Key lawmakers in both chambers and both parties have continued to talk about postal reform this year, after last-minute negotiations at the end of 2012 fell short. The Senate passed a bipartisan postal bill in April 2012, but the House never brought Issa’s bill to the floor.
Postmaster General Patrick Donahoe has, for more than two years now, urged the two chambers to come together to help the agency bridge a shortfall that the USPS estimates will grow to some $20 billion annually in the coming years.
Sen. Tom Carper (D-Del.), the chairman of the Senate Homeland Security and Government Affairs Committee, has said he hopes to come together on a bipartisan bill as well.
Still, some of Issa’s proposals also underscore the challenge lawmakers face in finding that bipartisan agreement. Lawmakers will also have to try to push ahead at the same time Congress is dealing with priorities like immigration reform.

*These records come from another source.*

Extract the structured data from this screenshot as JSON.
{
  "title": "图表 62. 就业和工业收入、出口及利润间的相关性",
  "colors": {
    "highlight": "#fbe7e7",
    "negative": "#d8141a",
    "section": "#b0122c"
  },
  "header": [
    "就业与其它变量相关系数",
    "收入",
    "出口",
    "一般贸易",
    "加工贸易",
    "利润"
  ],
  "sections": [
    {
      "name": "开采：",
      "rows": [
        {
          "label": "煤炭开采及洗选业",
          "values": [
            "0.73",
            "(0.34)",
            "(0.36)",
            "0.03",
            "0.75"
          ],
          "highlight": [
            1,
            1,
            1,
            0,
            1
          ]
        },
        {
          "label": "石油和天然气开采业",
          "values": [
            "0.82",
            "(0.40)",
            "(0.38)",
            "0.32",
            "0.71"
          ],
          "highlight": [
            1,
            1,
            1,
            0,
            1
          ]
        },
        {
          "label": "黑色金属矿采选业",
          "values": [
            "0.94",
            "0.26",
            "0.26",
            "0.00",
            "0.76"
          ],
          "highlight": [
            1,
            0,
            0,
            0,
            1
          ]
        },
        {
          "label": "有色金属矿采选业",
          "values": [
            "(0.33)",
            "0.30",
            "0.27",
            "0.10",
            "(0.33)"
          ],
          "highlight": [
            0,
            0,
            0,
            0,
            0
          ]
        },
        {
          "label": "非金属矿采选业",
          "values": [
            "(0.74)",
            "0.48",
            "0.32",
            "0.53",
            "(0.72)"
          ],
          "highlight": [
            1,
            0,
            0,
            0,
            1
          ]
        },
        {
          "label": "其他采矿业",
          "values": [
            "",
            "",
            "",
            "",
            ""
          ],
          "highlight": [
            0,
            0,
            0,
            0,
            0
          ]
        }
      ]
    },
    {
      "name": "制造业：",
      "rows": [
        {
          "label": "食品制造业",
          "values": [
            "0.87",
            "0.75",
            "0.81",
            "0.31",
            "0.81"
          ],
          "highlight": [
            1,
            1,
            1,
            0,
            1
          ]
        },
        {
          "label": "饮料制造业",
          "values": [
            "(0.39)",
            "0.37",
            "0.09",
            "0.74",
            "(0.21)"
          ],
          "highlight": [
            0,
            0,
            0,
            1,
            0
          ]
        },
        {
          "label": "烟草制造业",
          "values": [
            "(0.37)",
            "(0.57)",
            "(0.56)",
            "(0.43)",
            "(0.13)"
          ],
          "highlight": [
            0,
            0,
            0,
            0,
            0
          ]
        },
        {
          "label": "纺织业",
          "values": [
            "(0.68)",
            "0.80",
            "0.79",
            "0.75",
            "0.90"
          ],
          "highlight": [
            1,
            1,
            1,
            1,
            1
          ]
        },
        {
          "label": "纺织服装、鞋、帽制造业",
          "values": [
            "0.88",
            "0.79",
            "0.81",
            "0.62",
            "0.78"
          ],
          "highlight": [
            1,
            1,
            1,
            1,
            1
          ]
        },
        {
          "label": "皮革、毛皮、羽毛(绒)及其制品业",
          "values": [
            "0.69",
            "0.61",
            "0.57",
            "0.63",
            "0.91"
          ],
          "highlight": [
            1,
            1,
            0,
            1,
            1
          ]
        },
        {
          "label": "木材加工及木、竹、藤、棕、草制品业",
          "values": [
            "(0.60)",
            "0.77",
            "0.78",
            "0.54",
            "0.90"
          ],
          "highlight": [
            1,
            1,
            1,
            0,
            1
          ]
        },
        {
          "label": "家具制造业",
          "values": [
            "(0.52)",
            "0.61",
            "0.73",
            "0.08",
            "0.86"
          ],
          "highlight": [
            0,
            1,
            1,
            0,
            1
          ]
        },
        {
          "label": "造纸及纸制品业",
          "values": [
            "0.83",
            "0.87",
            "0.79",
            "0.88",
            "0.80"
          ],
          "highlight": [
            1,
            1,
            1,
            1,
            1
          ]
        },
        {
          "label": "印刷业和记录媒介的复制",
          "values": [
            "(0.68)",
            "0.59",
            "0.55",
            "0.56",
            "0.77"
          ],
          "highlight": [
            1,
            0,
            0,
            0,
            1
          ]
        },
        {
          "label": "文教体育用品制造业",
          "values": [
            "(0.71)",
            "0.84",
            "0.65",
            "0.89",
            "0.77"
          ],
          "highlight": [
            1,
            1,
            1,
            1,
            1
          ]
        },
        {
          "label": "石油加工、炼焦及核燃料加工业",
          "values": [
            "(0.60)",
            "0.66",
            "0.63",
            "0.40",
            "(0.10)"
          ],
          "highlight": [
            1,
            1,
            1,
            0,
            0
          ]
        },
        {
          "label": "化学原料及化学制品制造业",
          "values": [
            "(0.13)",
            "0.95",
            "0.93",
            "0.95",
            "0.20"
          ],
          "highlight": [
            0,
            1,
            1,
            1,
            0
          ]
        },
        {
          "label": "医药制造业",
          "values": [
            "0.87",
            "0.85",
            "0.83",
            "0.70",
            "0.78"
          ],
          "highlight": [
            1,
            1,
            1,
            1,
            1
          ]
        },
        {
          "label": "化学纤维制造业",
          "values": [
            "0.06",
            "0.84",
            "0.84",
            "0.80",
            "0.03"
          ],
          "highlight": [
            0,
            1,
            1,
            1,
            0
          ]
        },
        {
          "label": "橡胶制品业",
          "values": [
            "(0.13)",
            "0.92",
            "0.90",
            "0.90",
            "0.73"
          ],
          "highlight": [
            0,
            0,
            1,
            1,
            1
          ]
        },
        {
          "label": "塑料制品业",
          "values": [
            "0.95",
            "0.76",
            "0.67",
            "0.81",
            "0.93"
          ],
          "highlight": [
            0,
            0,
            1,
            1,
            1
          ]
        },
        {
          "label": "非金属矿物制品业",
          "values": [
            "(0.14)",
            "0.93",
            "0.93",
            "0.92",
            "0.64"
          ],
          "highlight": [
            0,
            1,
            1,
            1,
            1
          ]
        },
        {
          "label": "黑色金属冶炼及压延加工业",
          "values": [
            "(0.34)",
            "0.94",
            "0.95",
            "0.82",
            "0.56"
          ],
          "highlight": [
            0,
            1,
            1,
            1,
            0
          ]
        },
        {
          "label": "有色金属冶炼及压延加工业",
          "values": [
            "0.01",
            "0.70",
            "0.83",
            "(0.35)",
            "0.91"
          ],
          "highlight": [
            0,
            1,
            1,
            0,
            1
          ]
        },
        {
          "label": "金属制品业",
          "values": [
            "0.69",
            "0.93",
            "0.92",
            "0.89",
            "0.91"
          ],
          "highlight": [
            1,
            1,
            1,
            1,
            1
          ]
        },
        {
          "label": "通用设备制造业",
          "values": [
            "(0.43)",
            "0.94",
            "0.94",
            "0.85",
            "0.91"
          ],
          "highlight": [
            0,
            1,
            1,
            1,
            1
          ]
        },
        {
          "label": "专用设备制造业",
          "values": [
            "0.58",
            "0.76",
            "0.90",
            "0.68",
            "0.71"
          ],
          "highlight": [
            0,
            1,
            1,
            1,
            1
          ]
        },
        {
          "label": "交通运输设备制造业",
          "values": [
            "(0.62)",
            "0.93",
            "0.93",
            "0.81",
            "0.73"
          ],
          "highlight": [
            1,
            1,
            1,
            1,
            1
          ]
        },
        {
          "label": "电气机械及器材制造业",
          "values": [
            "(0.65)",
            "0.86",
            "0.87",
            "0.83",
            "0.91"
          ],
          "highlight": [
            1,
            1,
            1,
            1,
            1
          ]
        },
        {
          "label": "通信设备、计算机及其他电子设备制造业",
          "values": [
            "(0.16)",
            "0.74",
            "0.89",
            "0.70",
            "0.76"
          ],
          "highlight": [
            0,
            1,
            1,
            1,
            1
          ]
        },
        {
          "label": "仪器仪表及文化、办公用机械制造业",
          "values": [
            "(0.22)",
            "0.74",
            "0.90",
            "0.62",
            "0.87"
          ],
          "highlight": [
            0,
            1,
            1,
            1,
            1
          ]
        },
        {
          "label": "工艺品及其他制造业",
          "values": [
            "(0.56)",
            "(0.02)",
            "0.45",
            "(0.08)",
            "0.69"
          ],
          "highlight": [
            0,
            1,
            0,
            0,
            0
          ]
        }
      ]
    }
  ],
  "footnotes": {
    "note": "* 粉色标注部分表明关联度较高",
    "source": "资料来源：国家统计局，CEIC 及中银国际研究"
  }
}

The California Republican is embracing a proposal — pushed by Donahoe — that would allow the agency to get rid of letter delivery on Saturday while keeping package delivery, a growing part of the USPS’s business.
Some Democrats and unions have said that scrapping any part of six-day delivery would eat into one of the agency’s competitive advantages.
Issa’s bill would also install a new chief innovation officer to help the agency find new revenue streams, phase out door-to-door delivery of mail in favor of centralized clusterboxes and use surpluses in postal pension systems to safeguard other benefits.
The measure does let certain residents keep to-the-door delivery and allows others to maintain that service for a fee. Issa had previously backed away or changed proposals that would have basically placed the agency into receivership if it didn’t pay its bills and created a commission to get rid of unnecessary post offices.